Intel Thread Building Blocks Example

Intel’s Thread Building Blocks (TBB) is a widely used C++ template library for task parallelism. I like the approach the library takes and want to demonstrate how to write a little parallel word count program using it.

TBB can be downloaded here. If you are on Mac, you can also use homebrew to install the library:

brew install tbb

In the case someone does not know what the word count command (wc) on unix(-lilke) systems does, here is an example of running wc on Homer’s Iliad:

$ wc homer.txt
    13443  152621  808297 homer.txt

The first column gives the number of lines in the file, the second column the number of words and the third column finally gives the number of characters.

How would you implement this in C++? Here is an example, for the sake of simplicity, let’s focus on counting words only for now:

#include <iostream>
#include <fstream>

int main(int argc, char *argv[]) {
    // We take exactly one argument (additional to the name of the program)
    if (argc != 2) {
        std::cerr << "Wrong number of arguments, expecting a filename" << std::endl;
        EXIT_FAILURE;
    }

    // We declare and open an input file stream
    std::ifstream fileStream;
    fileStream.open(argv[1]);

    // If opening the file was not successful, abort
    if (!fileStream) {
        std::cerr << "Could not open file: " << argv[1] << std::endl;
        EXIT_FAILURE;
    }

    // We can get each word by looping over the stream
    std::string str;
    size_t i = 0;
    while (fileStream >> str) {
        ++i;
    }

    std::cout << i << " words in " << argv[1] << std::endl;

    // When done, close the stream
    fileStream.close();
}

This results in:

152621 words in homer.txt

Nice, simple enough!

Now, let’s parallelize this to try to make it faster. We can independently count parts of the word in the file and then just compute the sum of the partial results. Some changes are required:

First, we read the entire file into a buffer (an disadvantage of the approach, but keep in mind that it is a toy example for the use of tbb):

// Include vector and TBB
#include <vector>
#include "tbb/tbb.h"
...

// We declare and open an input file stream
std::ifstream fileStream;
fileStream.open(argv[1]);
...

// Move cursor to end
fileStream.seekg(0, std::ios_base::end);
// Get the file size
std::streamsize size = fileStream.tellg();
// Set position of next character to be read to the very beginning
fileStream.seekg(0, std::ios::beg);

// The buffer for storing the file, reserve size needed for that
std::vector<char> fileBuffer(size);

// Now read the file, if successful, the if condition is not fulfilled
// This works because it implicitly calls bool() which return the same
// as !fail() on the ifstream
if (!fileStream.read(fileBuffer.data(), size)){
    std::cerr << "Could not read file: " << argv[1] << std::endl;
    EXIT_FAILURE;
}

// When done, close the stream
fileStream.close();

As a very simple example, we now want to parallelize a loop, which counts words in the buffer. TBB makes it very easy to do so. If you are sure that it is safe to process elements in an array concurrently, you can use parallel_for. This template function breaks the iteration into chunks and runs each one on its own thread.

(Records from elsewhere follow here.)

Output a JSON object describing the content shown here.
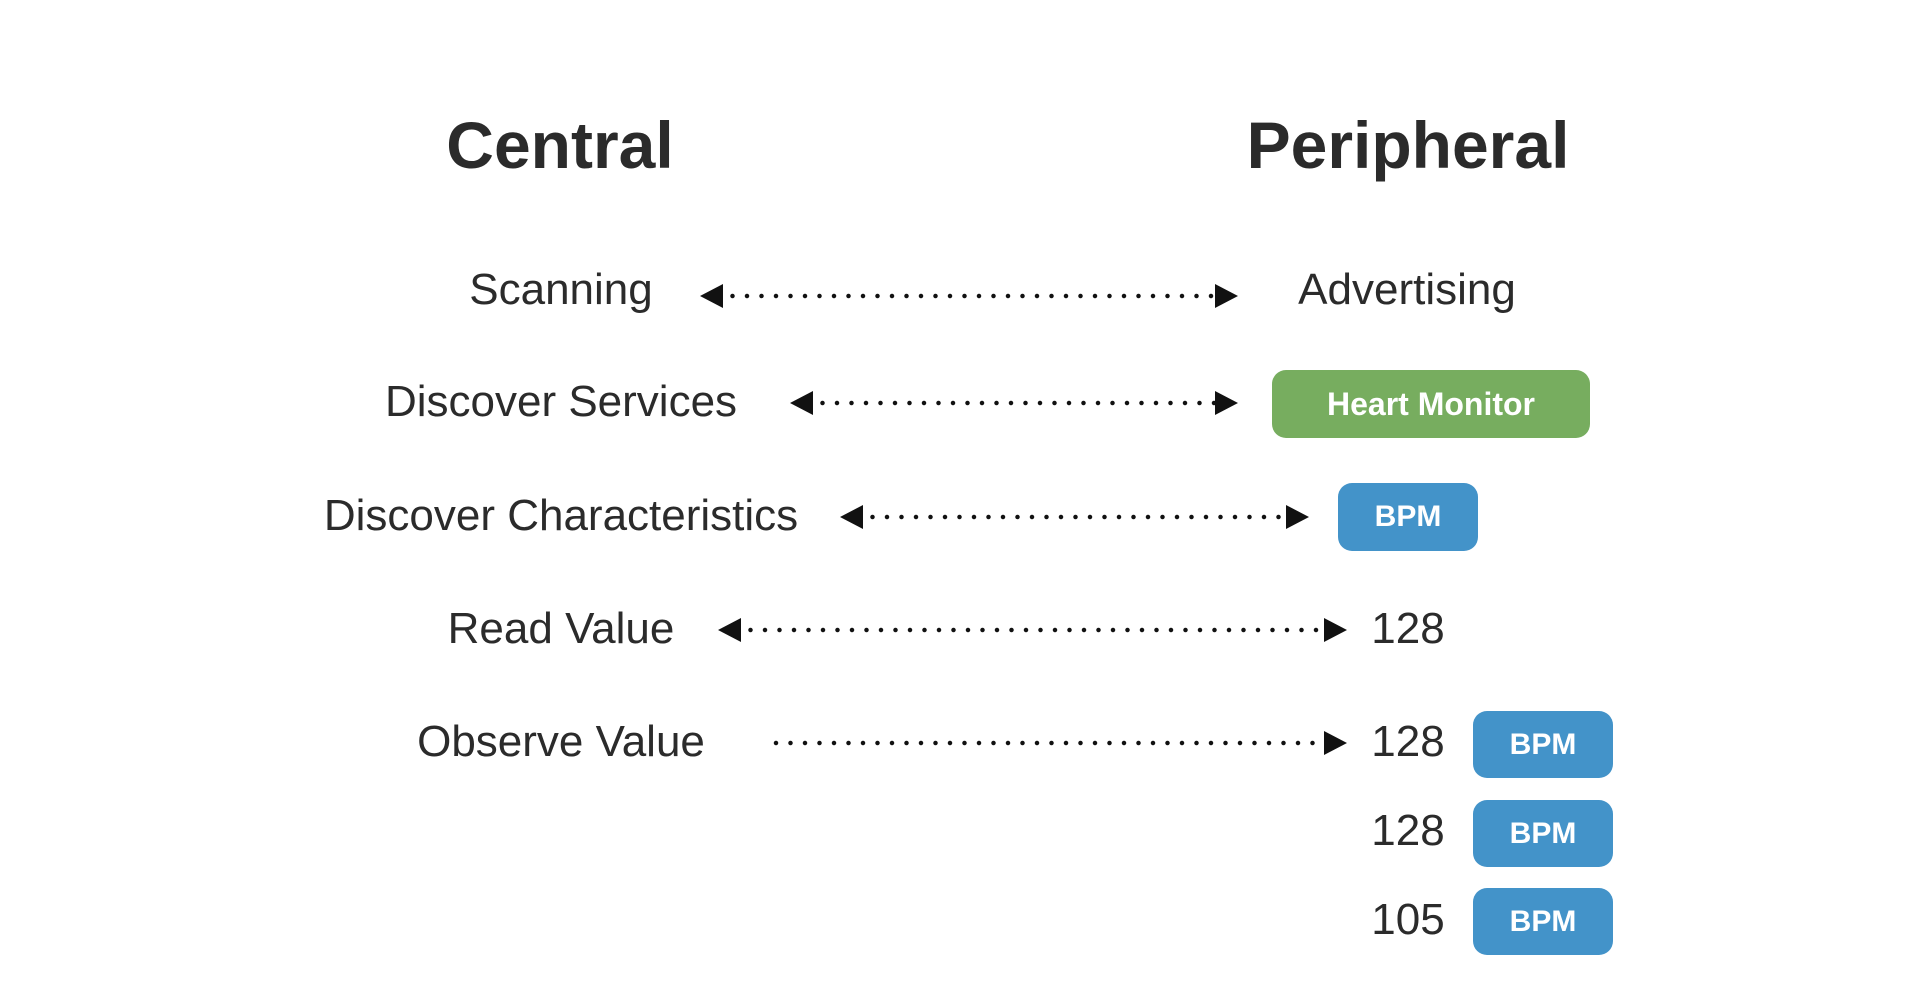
{
  "headers": {
    "central": "Central",
    "peripheral": "Peripheral"
  },
  "central": {
    "scanning": "Scanning",
    "discover_services": "Discover Services",
    "discover_characteristics": "Discover Characteristics",
    "read_value": "Read Value",
    "observe_value": "Observe Value"
  },
  "peripheral": {
    "advertising": "Advertising",
    "service_badge": "Heart Monitor",
    "characteristic_badge": "BPM",
    "read_value": "128",
    "observed": [
      {
        "value": "128",
        "unit": "BPM"
      },
      {
        "value": "128",
        "unit": "BPM"
      },
      {
        "value": "105",
        "unit": "BPM"
      }
    ]
  },
  "colors": {
    "service_badge": "#77ad5f",
    "characteristic_badge": "#4393c9",
    "text": "#2b2b2b",
    "arrow": "#111111"
  }
}
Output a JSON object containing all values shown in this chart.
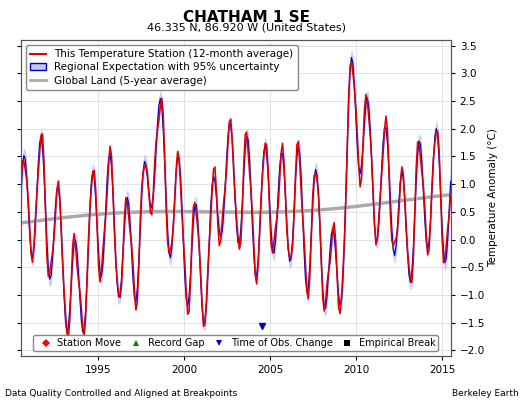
{
  "title": "CHATHAM 1 SE",
  "subtitle": "46.335 N, 86.920 W (United States)",
  "xlabel_bottom": "Data Quality Controlled and Aligned at Breakpoints",
  "xlabel_right": "Berkeley Earth",
  "ylabel": "Temperature Anomaly (°C)",
  "xlim": [
    1990.5,
    2015.5
  ],
  "ylim": [
    -2.1,
    3.6
  ],
  "yticks": [
    -2,
    -1.5,
    -1,
    -0.5,
    0,
    0.5,
    1,
    1.5,
    2,
    2.5,
    3,
    3.5
  ],
  "xticks": [
    1995,
    2000,
    2005,
    2010,
    2015
  ],
  "background_color": "#ffffff",
  "plot_bg_color": "#ffffff",
  "red_line_color": "#dd0000",
  "blue_line_color": "#0000cc",
  "blue_fill_color": "#c0c8f0",
  "gray_line_color": "#aaaaaa",
  "grid_color": "#dddddd",
  "title_fontsize": 11,
  "subtitle_fontsize": 8,
  "label_fontsize": 7.5,
  "tick_fontsize": 7.5,
  "legend_fontsize": 7.5,
  "obs_change_year": 2004.5,
  "obs_change_value": -1.55
}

Using C++11 lambdas makes using parallel_for even more elegant for simple loops. Here is the generic example as it can be found in the TBB docs:

parallel_for( blocked_range<size_t>(0, fileBuffer.size()),
        [=](const blocked_range<size_t>& r) {
            for(size_t i=r.begin(); i!=r.end(); ++i)
                Foo(a[i]);
        }
);

This creates a blocked_range from 0 to our buffer size (non inclusive). This range is recursively split for being distributed to the threads. We then loop over the chunks and do our thing.

To keep track of the words we see, we make use of enumerable_thread specific. This, in very simple terms, gives a thread a local copy of elements of a given type. In our case just an integer. Combining both leads to the following code:

...
typedef tbb::enumerable_thread_specific<int> CounterType;
// Init before the parallel for loop
CounterType Counter (0);

// Loop and count separators (spaces and \n)
parallel_for( blocked_range<size_t>(0, fileBuffer.size()), 
    [&](const blocked_range<size_t>& r) {
        int res = 0;
        CounterType::reference my_counter = Counter.local();
        for(size_t i=r.begin(); i!=r.end(); ++i) {
            if(isSeparator(fileBuffer[i])) {
                my_counter++;
            }
        }
        
    }
);
...

Now, we just need to combine the partial sums to the get the total.

int count = Counter.combine([](int x, int y) {
    return x+y;
});

That’s it! When building, don’t forget to link with TBB (-ltbb). I have not measured this in any way, it is probably slower than just using wc and the result depends on what you count as a word separator (to be honest, in my implementation I just counted spaces, which is not totally correct). I think it is a nice introduction to a simple use case of TBB, though.